Deletion of synaptotagmin-7 affects hormone secretion to a different extent in different cells. Whereas glucagon secretion was nearly abolished in the absence of synaptotagmin-7, insulin and catecholamine release was only reduced by 40–50% [1517]. Although synaptotagmin-7 appears to be partially responsible for calcium-dependent GLP-1 secretion, it is difficult to determine the extent of the regulation by synaptotagmin-7 in vivo and in isolated primary L-cells without an L-cell-specific synaptotagmin-7 KO mouse line and the means of identifying L-cells in isolated primary L-cell cultures. One strategy could be to cross synaptotagmin-7 KO mouse to a previously described mouse line with fluorescence-labelled L-cells [7], and to perform electrophysiology on isolated L-cells to evaluate the extent of exocytosis defects. However, technical hurdles remain in the process of establishing cell cultures that mimic the polarity of L-cells in intestinal epithelium [3, 7].

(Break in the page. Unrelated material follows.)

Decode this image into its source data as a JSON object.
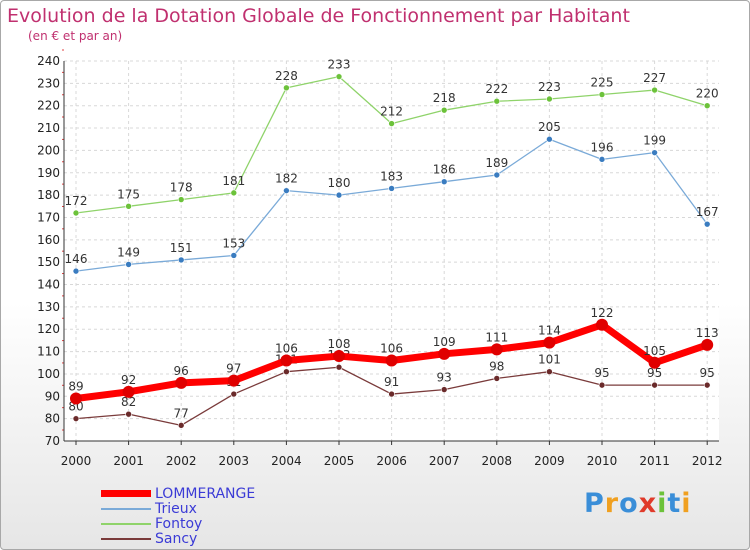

Since the discovery of GLP-1 in the 1980s, increasing efforts have been directed at understanding GLP-1 action and pharmacokinetics, as well as at developing therapeutic use of GLP-1-based strategies. Examples of these efforts are long half-life GLP-1 analogues and agents that inhibit GLP-1 degrading enzymes to extend the availability of endogenous GLP-1 [1, 2, 4]. Given the many benefits and success of GLP-1-based therapies in treating diabetes, it is highly relevant to understand the secretion control of GLP-1, including the biogenesis and exocytosis mechanisms of GLP-1-containing granules. While data on the mechanisms of GLP-1 secretion are sketchy, it appears that the stimulus–secretion cascade of glucose-induced GLP-1 secretion may be similar to that of pancreatic beta cells, although GLP-1 release displays a more sustained pattern compared with the biphasic pattern of insulin [3]. Considering that synaptotagmin-7 controls the final steps of GLP-1 granule exocytosis, enhancement of synaptotagmin-7 activity in triggering GLP-1 release could be a way towards fully utilising the endogenous production and secretion potential of GLP-1.

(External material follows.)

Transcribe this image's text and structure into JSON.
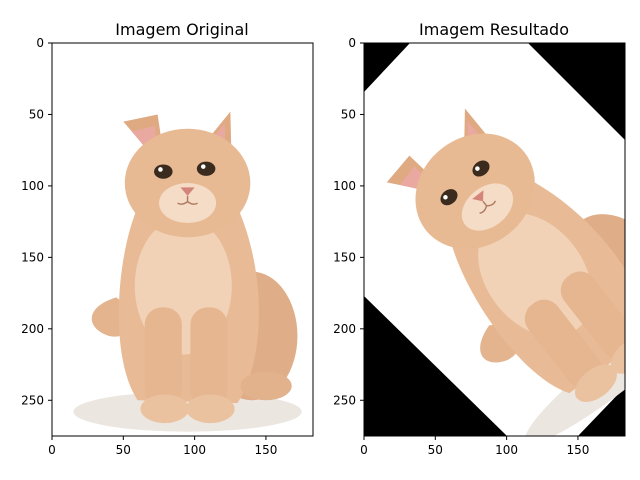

In addition to its actions on glucose sensors and food intake, GLP-1 participates in control of glycaemia by potently stimulating insulin secretion and inhibiting glucagon secretion. We have previously shown impaired insulin secretion and nearly abolished glucagon secretion in synaptotagmin-7 KO mice [15, 16]. It is possible that reduced GLP-1 secretion could contribute to the insulin secretion defect in synaptotagmin-7 KO mice, but the extent of the GLP-1 effect is likely to be limited, as these KO mice maintain postprandial normoglycaemia [15]. GLP-1 may inhibit glucagon secretion by acting directly on alpha cells via GLP-1 receptors on alpha cells or indirectly by stimulating insulin and somatostatin secretion [1]. In either pathway, reduced GLP-1 levels would lead to increased glucagon secretion. Thus reduced GLP-1 secretion is unlikely to have contributed to the observed glucagon secretion phenotype in synaptotagmin-7 KO mice.

In conclusion, our finding that synaptotagmin-7 serves as a positive regulator in GLP-1 secretion represents an important step in understanding the control of GLP-1 release. The present study, along with previous studies on the role of synaptotagmin-7 in islet alpha and beta cells, and in adrenal chromaffin cells, suggests that synaptotagmin-7 acts as a key calcium sensor in endocrine and neuroendocrine secretion [1517].